Of course, one possible response might be to point to parallels with other Platonic dialogues as support for reading Platonic psychological doctrine within the Palinode. However, Werner also wants to limit the degree to which the Phaedrus is read against the corpus. His desire to attempt a reading of the significance of the myths in the Phaedrus that is tied to their specific context within the dialogue is also appealing and, in general, successful. In the end, however, Werner does seem to want to interpret the myths of the Phaedrus as guiding not just our reading of this dialogue or even of Platonic myths in general, but of all human discourse. Again, I find Werner’s interpretation very appealing, but there does seem to be a slight (perhaps only apparent) inconsistency between his introductory account of significant ‘methodological considerations’ and the very interesting and provocative conclusions to which he argues.

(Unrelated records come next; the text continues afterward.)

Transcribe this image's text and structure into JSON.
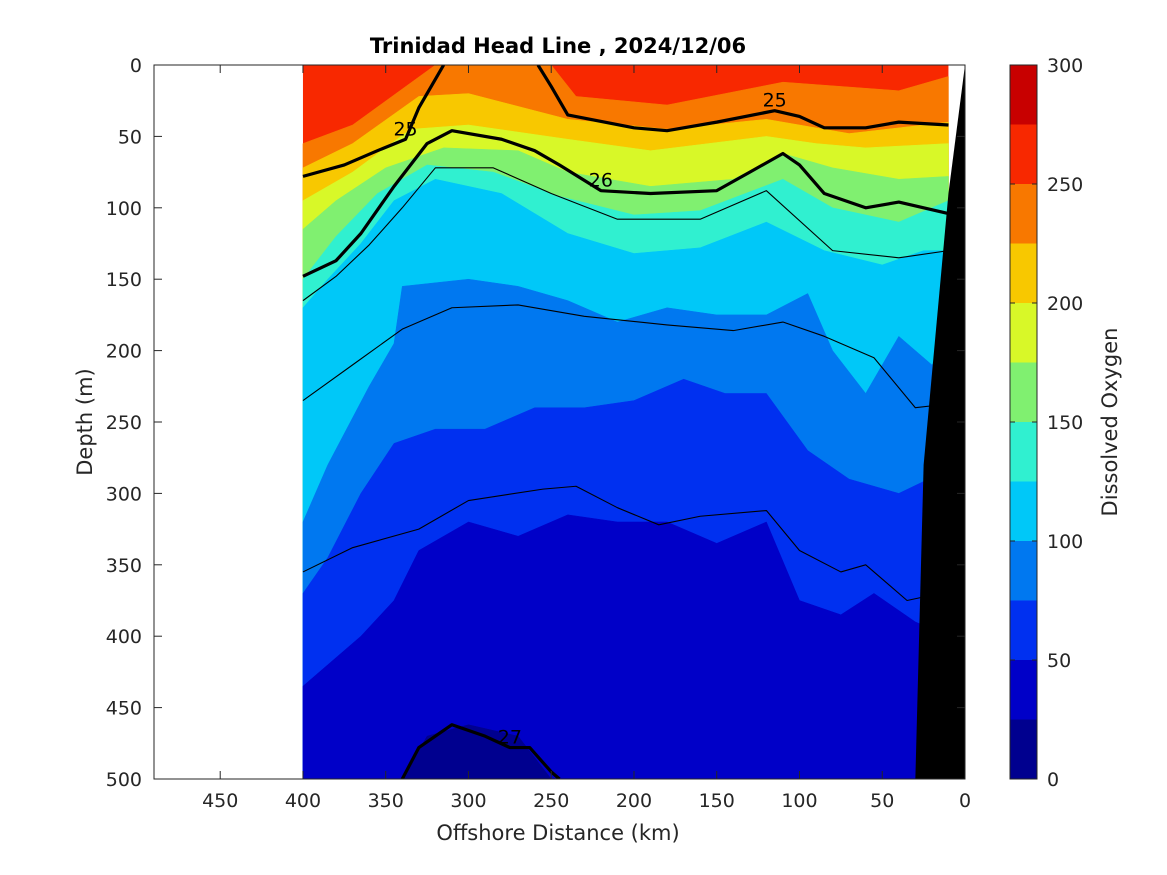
{
  "chart_data": {
    "type": "heatmap",
    "title": "Trinidad Head Line , 2024/12/06",
    "xlabel": "Offshore Distance (km)",
    "ylabel": "Depth (m)",
    "xlim": [
      490,
      0
    ],
    "ylim": [
      0,
      500
    ],
    "x_ticks": [
      450,
      400,
      350,
      300,
      250,
      200,
      150,
      100,
      50,
      0
    ],
    "y_ticks": [
      0,
      50,
      100,
      150,
      200,
      250,
      300,
      350,
      400,
      450,
      500
    ],
    "data_x_range": [
      400,
      10
    ],
    "grid": false,
    "colorbar": {
      "label": "Dissolved Oxygen",
      "ticks": [
        0,
        50,
        100,
        150,
        200,
        250,
        300
      ],
      "levels": [
        0,
        25,
        50,
        75,
        100,
        125,
        150,
        175,
        200,
        225,
        250,
        275,
        300
      ],
      "colors": [
        "#00008f",
        "#0000c8",
        "#0030f0",
        "#0078f0",
        "#00c8f8",
        "#30f0d0",
        "#80f070",
        "#d8f828",
        "#f8c800",
        "#f87800",
        "#f82800",
        "#c80000"
      ]
    },
    "oxygen_bands": [
      {
        "value": 260,
        "boundary": [
          [
            400,
            0
          ],
          [
            400,
            0
          ]
        ]
      },
      {
        "value": 240,
        "boundary": [
          [
            400,
            55
          ],
          [
            370,
            42
          ],
          [
            320,
            0
          ],
          [
            250,
            0
          ],
          [
            235,
            22
          ],
          [
            180,
            28
          ],
          [
            110,
            12
          ],
          [
            40,
            18
          ],
          [
            10,
            8
          ]
        ]
      },
      {
        "value": 215,
        "boundary": [
          [
            400,
            72
          ],
          [
            370,
            55
          ],
          [
            330,
            22
          ],
          [
            300,
            20
          ],
          [
            240,
            38
          ],
          [
            180,
            45
          ],
          [
            120,
            38
          ],
          [
            70,
            48
          ],
          [
            10,
            40
          ]
        ]
      },
      {
        "value": 190,
        "boundary": [
          [
            400,
            95
          ],
          [
            370,
            75
          ],
          [
            335,
            45
          ],
          [
            300,
            42
          ],
          [
            240,
            52
          ],
          [
            190,
            60
          ],
          [
            120,
            50
          ],
          [
            90,
            55
          ],
          [
            60,
            58
          ],
          [
            10,
            55
          ]
        ]
      },
      {
        "value": 165,
        "boundary": [
          [
            400,
            115
          ],
          [
            380,
            95
          ],
          [
            350,
            72
          ],
          [
            315,
            58
          ],
          [
            270,
            60
          ],
          [
            240,
            75
          ],
          [
            190,
            85
          ],
          [
            140,
            80
          ],
          [
            110,
            62
          ],
          [
            80,
            72
          ],
          [
            40,
            80
          ],
          [
            10,
            78
          ]
        ]
      },
      {
        "value": 140,
        "boundary": [
          [
            400,
            150
          ],
          [
            380,
            120
          ],
          [
            355,
            90
          ],
          [
            325,
            70
          ],
          [
            285,
            75
          ],
          [
            245,
            92
          ],
          [
            200,
            105
          ],
          [
            160,
            102
          ],
          [
            110,
            80
          ],
          [
            80,
            100
          ],
          [
            40,
            110
          ],
          [
            10,
            95
          ]
        ]
      },
      {
        "value": 115,
        "boundary": [
          [
            400,
            170
          ],
          [
            385,
            150
          ],
          [
            365,
            125
          ],
          [
            345,
            95
          ],
          [
            320,
            80
          ],
          [
            280,
            90
          ],
          [
            240,
            118
          ],
          [
            200,
            132
          ],
          [
            160,
            128
          ],
          [
            120,
            110
          ],
          [
            85,
            130
          ],
          [
            50,
            140
          ],
          [
            25,
            130
          ],
          [
            10,
            130
          ]
        ]
      },
      {
        "value": 90,
        "boundary": [
          [
            400,
            320
          ],
          [
            385,
            280
          ],
          [
            360,
            225
          ],
          [
            345,
            195
          ],
          [
            340,
            155
          ],
          [
            300,
            150
          ],
          [
            270,
            155
          ],
          [
            240,
            165
          ],
          [
            210,
            180
          ],
          [
            180,
            170
          ],
          [
            150,
            175
          ],
          [
            120,
            175
          ],
          [
            95,
            160
          ],
          [
            80,
            200
          ],
          [
            60,
            230
          ],
          [
            40,
            190
          ],
          [
            20,
            210
          ],
          [
            12,
            200
          ]
        ]
      },
      {
        "value": 65,
        "boundary": [
          [
            400,
            370
          ],
          [
            385,
            345
          ],
          [
            365,
            300
          ],
          [
            345,
            265
          ],
          [
            320,
            255
          ],
          [
            290,
            255
          ],
          [
            260,
            240
          ],
          [
            230,
            240
          ],
          [
            200,
            235
          ],
          [
            170,
            220
          ],
          [
            145,
            230
          ],
          [
            120,
            230
          ],
          [
            95,
            270
          ],
          [
            70,
            290
          ],
          [
            40,
            300
          ],
          [
            22,
            290
          ]
        ]
      },
      {
        "value": 40,
        "boundary": [
          [
            400,
            435
          ],
          [
            385,
            420
          ],
          [
            365,
            400
          ],
          [
            345,
            375
          ],
          [
            330,
            340
          ],
          [
            300,
            320
          ],
          [
            270,
            330
          ],
          [
            240,
            315
          ],
          [
            210,
            320
          ],
          [
            180,
            320
          ],
          [
            150,
            335
          ],
          [
            120,
            320
          ],
          [
            100,
            375
          ],
          [
            75,
            385
          ],
          [
            55,
            370
          ],
          [
            30,
            390
          ],
          [
            20,
            395
          ]
        ]
      },
      {
        "value": 15,
        "boundary": [
          [
            340,
            500
          ],
          [
            325,
            470
          ],
          [
            300,
            462
          ],
          [
            270,
            470
          ],
          [
            250,
            500
          ]
        ]
      }
    ],
    "density_contours": [
      {
        "label": "25",
        "bold": true,
        "points": [
          [
            400,
            78
          ],
          [
            375,
            70
          ],
          [
            355,
            60
          ],
          [
            338,
            52
          ],
          [
            330,
            30
          ],
          [
            315,
            0
          ]
        ]
      },
      {
        "label": "25",
        "bold": true,
        "points": [
          [
            258,
            0
          ],
          [
            250,
            15
          ],
          [
            240,
            35
          ],
          [
            200,
            44
          ],
          [
            180,
            46
          ],
          [
            150,
            40
          ],
          [
            115,
            32
          ],
          [
            100,
            36
          ],
          [
            85,
            44
          ],
          [
            60,
            44
          ],
          [
            40,
            40
          ],
          [
            10,
            42
          ]
        ]
      },
      {
        "label": "26",
        "bold": true,
        "points": [
          [
            400,
            148
          ],
          [
            380,
            137
          ],
          [
            365,
            118
          ],
          [
            345,
            85
          ],
          [
            325,
            55
          ],
          [
            310,
            46
          ],
          [
            280,
            52
          ],
          [
            260,
            60
          ],
          [
            245,
            70
          ],
          [
            220,
            88
          ],
          [
            190,
            90
          ],
          [
            150,
            88
          ],
          [
            130,
            75
          ],
          [
            110,
            62
          ],
          [
            100,
            70
          ],
          [
            85,
            90
          ],
          [
            60,
            100
          ],
          [
            40,
            96
          ],
          [
            10,
            104
          ]
        ]
      },
      {
        "label": "27",
        "bold": true,
        "points": [
          [
            340,
            500
          ],
          [
            330,
            478
          ],
          [
            310,
            462
          ],
          [
            290,
            470
          ],
          [
            275,
            478
          ],
          [
            263,
            478
          ],
          [
            250,
            495
          ],
          [
            245,
            500
          ]
        ]
      },
      {
        "label": "",
        "bold": false,
        "points": [
          [
            400,
            235
          ],
          [
            370,
            210
          ],
          [
            340,
            185
          ],
          [
            310,
            170
          ],
          [
            270,
            168
          ],
          [
            230,
            176
          ],
          [
            180,
            182
          ],
          [
            140,
            186
          ],
          [
            110,
            180
          ],
          [
            85,
            190
          ],
          [
            55,
            205
          ],
          [
            30,
            240
          ],
          [
            15,
            238
          ]
        ]
      },
      {
        "label": "",
        "bold": false,
        "points": [
          [
            400,
            355
          ],
          [
            370,
            338
          ],
          [
            330,
            325
          ],
          [
            300,
            305
          ],
          [
            255,
            297
          ],
          [
            235,
            295
          ],
          [
            210,
            310
          ],
          [
            185,
            322
          ],
          [
            160,
            316
          ],
          [
            120,
            312
          ],
          [
            100,
            340
          ],
          [
            75,
            355
          ],
          [
            60,
            350
          ],
          [
            35,
            375
          ],
          [
            15,
            370
          ]
        ]
      },
      {
        "label": "",
        "bold": false,
        "points": [
          [
            400,
            165
          ],
          [
            380,
            148
          ],
          [
            360,
            126
          ],
          [
            340,
            100
          ],
          [
            320,
            72
          ],
          [
            285,
            72
          ],
          [
            250,
            90
          ],
          [
            210,
            108
          ],
          [
            160,
            108
          ],
          [
            120,
            88
          ],
          [
            80,
            130
          ],
          [
            40,
            135
          ],
          [
            10,
            130
          ]
        ]
      }
    ],
    "bathymetry": {
      "label": "",
      "points": [
        [
          0,
          0
        ],
        [
          10,
          90
        ],
        [
          25,
          280
        ],
        [
          30,
          500
        ],
        [
          0,
          500
        ]
      ]
    }
  }
}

That Werner seems to equivocate between intra- and inter-textual commitments is perhaps no fault of his own; the Phaedrus is, after all, a text which, at one and the same time, emphatically signals its own idiosyncrasy and quite explicitly provokes comparison with other texts (not least other Platonic dialogues).
These matters of consistency are, in the end, perhaps minor when weighed against the sophisticated and original argumentation and analysis offered by Werner throughout this book. This is a valuable new work that uses a relatively narrow focus to broaden our general perspectives on the Phaedrus in particular, and on Plato’s use of myth and thought about philosophical discourse in general. Werner has not (and does not claim to have) wrestled Proteus into submission. It would be a shame if he had. He has, however, opened up a very promising new angle of approach.